実はこれは味だけでなく、栄養面でも理にかなった組み合わせなのだ。ワカメは非常にカリウムが豊富な食品。ワカメのナトリウムとカリウムのミネラルバランスは約一対一。大変よい割合なのだが、最もワカメを食する機会の多い味噌汁全体として計算すると、ナトリウム対カリウム率は一五対一と一気にナトリウムが跳ね上がる。当然、これは全くワカメの責任ではなく、ひとえに味噌の塩分のせいなのだが。

で、世の中にはワカメの味噌汁を健康的に飲むためにはどうすればよいかを研究している人がちゃんといて、その解答が松山東雲短期大学紀要に昨年載っていた。松山市周辺の学生の味噌汁の具に使用される食品は、一位がタマネギ、二位が豆腐、三位がワカメであった。細かいデータは省いて結論を言うと、ワカメとともに豆腐を入れると、ナトリウム対カリウム比は五・五八対一となり、ワカメ単独と比べはるかにナトリウム比が縮小する(味噌量一五g/水二〇〇CC)。味噌の量を減らすよりもたくさんの具を入れる方がナトリウム対カリウム比を理想的に導く効果が大きいことも指摘している。

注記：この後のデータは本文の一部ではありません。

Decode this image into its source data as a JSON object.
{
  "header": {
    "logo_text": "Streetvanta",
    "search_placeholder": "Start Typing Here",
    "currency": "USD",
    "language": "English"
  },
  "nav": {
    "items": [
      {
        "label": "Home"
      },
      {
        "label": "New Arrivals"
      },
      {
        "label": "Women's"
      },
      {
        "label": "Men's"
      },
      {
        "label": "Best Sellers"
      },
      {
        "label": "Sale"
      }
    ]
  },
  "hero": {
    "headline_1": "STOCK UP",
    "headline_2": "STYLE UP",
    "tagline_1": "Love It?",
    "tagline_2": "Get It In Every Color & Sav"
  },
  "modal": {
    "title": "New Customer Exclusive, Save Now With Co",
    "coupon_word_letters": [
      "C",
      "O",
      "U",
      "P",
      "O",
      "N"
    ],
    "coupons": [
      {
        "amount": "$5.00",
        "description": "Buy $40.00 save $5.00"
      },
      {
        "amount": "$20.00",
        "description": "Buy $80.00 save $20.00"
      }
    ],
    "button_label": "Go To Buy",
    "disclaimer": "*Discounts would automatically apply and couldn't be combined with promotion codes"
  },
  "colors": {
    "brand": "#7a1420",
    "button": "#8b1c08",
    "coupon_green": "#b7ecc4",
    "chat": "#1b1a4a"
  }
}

そういえば、仙台と秋田では同じように味噌汁をよく飲むが、秋田は高血圧の人が多く、仙台には少ないと言われる。その大きな原因として、味噌汁の具が挙げられ、仙台では具沢山の味噌汁を作るが、秋田では具を少ししか入れない。会社の秋田出身の何人かに聞くと、「具が多いと格好悪い」と思っているらしい。いかにも見栄っぱりの多い県民性が出ていて面白いが(秋田の人ごめんなさい。私の印象ではなく「人国記」の記載による)、「いぶりがっこ」(薫製の漬物)を少な目にして、具を多くすることをお勧めする。

ところで、私はと言うと、白子の味噌汁が好きなのだが、「せやから尿酸値高いねん」と妻に言われる。「渡辺淳一も白子が一番とどこかに書いていたが」と言うと、「関係あれへん。これからはワカメやな」と今年も白子の味噌汁は作ってくれそうにない。